Fosters a love for lifelong learning.
Heidi M. Ravven is the Bates and Benjamin Professor of Classical and Religious Studies and Director, Professor of Jewish Studies at Hamilton College, where she joined the faculty in 1983. She earned her B.A., M.A., and Ph.D. from Brandeis University. Ravven is a specialist on the philosophy of the seventeenth-century Jewish philosopher Baruch Spinoza and was the first philosopher to propose that Spinoza anticipated central discoveries in the neuroscience of the emotions. Her research and academic interests encompass Spinoza's philosophic thought, the twelfth-century philosopher Moses Maimonides, free will and the new brain sciences, neuroethics, and Jewish ethics.
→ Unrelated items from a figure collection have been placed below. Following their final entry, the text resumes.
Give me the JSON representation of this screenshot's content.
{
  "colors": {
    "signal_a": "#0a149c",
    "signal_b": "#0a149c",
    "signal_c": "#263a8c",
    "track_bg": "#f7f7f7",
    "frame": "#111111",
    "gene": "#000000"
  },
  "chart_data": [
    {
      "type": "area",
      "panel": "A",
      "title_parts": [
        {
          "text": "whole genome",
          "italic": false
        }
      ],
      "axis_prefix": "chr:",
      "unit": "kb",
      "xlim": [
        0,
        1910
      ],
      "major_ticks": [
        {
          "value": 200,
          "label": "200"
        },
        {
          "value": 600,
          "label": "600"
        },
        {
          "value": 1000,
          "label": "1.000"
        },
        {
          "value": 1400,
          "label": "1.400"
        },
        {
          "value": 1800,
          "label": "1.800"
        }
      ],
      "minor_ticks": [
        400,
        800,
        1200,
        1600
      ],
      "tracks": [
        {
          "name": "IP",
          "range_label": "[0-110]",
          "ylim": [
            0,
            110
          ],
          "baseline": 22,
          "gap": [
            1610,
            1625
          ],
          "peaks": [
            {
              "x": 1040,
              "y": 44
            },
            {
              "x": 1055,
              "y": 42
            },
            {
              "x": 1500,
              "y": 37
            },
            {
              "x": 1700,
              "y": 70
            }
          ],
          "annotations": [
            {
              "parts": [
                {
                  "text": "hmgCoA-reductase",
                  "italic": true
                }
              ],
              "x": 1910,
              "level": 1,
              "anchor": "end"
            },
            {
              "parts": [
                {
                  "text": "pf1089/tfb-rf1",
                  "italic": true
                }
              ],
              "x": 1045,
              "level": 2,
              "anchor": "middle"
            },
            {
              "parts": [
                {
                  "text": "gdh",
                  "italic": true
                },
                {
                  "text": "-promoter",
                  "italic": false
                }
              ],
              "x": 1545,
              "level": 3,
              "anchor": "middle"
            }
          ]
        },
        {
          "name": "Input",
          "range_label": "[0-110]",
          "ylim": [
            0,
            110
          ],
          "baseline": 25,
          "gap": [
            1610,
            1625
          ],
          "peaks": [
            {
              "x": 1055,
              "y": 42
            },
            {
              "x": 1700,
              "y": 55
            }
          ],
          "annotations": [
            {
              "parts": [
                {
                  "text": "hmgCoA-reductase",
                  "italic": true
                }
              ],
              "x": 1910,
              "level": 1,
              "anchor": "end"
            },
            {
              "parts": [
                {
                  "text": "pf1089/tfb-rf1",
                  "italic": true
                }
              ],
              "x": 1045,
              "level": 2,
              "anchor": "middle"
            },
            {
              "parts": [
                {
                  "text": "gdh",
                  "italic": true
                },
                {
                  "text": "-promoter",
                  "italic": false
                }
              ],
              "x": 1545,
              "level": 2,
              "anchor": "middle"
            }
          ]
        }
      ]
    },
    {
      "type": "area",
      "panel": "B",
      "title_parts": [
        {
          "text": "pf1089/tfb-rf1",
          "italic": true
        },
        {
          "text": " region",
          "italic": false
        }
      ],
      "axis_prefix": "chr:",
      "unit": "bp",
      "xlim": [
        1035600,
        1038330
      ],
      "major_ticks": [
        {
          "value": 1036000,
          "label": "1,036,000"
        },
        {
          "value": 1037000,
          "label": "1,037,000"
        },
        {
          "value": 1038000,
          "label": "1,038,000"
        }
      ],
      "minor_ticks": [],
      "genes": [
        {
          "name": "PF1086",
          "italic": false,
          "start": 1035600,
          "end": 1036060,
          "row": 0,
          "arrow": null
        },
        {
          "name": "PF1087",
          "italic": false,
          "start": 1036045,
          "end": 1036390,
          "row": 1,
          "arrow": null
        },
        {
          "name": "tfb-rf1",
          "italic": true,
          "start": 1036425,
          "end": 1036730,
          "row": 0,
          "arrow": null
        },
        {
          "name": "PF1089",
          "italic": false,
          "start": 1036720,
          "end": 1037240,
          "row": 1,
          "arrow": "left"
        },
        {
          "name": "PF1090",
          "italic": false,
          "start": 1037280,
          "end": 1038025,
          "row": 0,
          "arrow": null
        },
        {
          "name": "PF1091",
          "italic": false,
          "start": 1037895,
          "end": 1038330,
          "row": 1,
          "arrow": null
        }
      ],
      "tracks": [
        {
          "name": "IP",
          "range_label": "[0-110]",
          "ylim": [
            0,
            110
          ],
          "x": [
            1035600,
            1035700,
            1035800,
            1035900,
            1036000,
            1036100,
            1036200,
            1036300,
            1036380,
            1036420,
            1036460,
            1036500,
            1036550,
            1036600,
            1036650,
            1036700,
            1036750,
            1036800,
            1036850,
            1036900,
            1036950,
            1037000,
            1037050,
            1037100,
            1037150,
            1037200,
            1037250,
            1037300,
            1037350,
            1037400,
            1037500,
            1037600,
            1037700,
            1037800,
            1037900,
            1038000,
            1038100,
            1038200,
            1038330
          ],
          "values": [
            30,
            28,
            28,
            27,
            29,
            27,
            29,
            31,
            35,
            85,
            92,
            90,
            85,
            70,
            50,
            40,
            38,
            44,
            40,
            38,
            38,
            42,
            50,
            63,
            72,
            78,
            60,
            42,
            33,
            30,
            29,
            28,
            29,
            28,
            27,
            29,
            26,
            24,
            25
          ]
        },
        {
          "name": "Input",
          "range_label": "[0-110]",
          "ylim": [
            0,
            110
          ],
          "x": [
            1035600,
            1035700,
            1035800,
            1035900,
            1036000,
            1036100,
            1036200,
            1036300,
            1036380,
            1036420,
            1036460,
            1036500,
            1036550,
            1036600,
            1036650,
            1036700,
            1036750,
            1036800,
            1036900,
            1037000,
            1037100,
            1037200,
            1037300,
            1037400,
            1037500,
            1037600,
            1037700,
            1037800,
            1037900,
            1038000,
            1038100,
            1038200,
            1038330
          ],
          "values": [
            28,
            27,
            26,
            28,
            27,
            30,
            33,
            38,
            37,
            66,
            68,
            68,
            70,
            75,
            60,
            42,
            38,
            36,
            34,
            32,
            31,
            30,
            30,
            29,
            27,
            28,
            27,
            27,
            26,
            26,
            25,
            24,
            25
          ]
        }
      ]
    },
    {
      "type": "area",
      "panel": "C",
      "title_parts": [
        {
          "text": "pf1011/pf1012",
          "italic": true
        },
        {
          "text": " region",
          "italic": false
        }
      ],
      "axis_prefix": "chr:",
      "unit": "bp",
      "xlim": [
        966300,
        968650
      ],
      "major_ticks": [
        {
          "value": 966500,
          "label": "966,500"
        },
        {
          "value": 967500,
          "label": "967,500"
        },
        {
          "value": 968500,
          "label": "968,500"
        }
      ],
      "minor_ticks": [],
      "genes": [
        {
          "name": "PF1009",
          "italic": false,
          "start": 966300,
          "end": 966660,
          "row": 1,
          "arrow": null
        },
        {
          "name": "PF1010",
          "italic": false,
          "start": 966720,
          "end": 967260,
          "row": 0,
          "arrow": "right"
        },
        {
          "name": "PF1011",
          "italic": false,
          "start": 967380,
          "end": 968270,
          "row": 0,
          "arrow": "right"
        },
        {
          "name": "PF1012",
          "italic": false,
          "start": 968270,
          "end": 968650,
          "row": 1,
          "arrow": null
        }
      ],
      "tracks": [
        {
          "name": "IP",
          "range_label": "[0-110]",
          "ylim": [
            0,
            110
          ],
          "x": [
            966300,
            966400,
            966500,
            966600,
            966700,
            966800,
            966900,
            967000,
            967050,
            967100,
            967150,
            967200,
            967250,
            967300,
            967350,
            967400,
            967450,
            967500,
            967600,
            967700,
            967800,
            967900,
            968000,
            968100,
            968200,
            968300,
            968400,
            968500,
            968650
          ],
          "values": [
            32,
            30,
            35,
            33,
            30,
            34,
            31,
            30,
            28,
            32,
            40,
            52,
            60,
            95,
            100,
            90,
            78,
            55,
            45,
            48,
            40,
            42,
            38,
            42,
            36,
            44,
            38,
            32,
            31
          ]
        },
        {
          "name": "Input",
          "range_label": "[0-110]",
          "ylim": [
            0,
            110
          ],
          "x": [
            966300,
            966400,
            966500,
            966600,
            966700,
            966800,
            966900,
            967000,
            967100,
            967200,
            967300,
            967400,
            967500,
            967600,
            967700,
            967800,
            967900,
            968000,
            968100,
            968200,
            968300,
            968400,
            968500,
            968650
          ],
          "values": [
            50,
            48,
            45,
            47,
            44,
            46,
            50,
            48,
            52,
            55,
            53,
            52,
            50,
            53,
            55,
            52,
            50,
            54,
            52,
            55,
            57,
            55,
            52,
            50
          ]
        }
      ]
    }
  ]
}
She teaches courses on ancient Jewish wisdom, Spinoza’s ethics, and ethics, science, and religion.
Ravven received an unsolicited $500,000 grant from the Ford Foundation in 2004 to rethink ethics in light of the brain sciences, culminating in her book The Self Beyond Itself: An Alternative History of Ethics, the New Brain Sciences, and the Myth of Free Will, published by The New Press in 2013, with a Chinese edition by the People’s Publishing House in 2015. She co-edited Jewish Themes in Spinoza’s Philosophy: A Collection of Essays with Lenn E. Goodman (SUNY Press, 2002). Selected recent publications include “Jewish Philosophy, Ethics, and the New Brain Sciences” in Jewish Philosophy for the 21st Century (Brill, 2014), lead editorial “Putting Free Will in Cultural Context and Beyond” in American Journal of Bioethics: Neuroscience (2015), and “Virtue and Freedom” in Spinoza: Basic Concepts (Imprint Academic, 2015). She has served as a member of the U.N. Sustainable Development Advisory Committee since 2014, advisor to Ambassador Prudence Bushnell for the international conference reviewing the Rwandan Genocide since 2014, and invited delegate to the BEINGS 2015 Global Summit at Emory University. Ravven was nominated for the Grawemeyer Award in Religion in 2013, received Hamilton College’s Dean’s Scholarly Achievement Award in 2014, and was appointed to the Bates and Benjamin endowed chair in 2016. She belongs to professional organizations such as the International Neuroethics Society, Association for Jewish Studies, and North American Spinoza Society.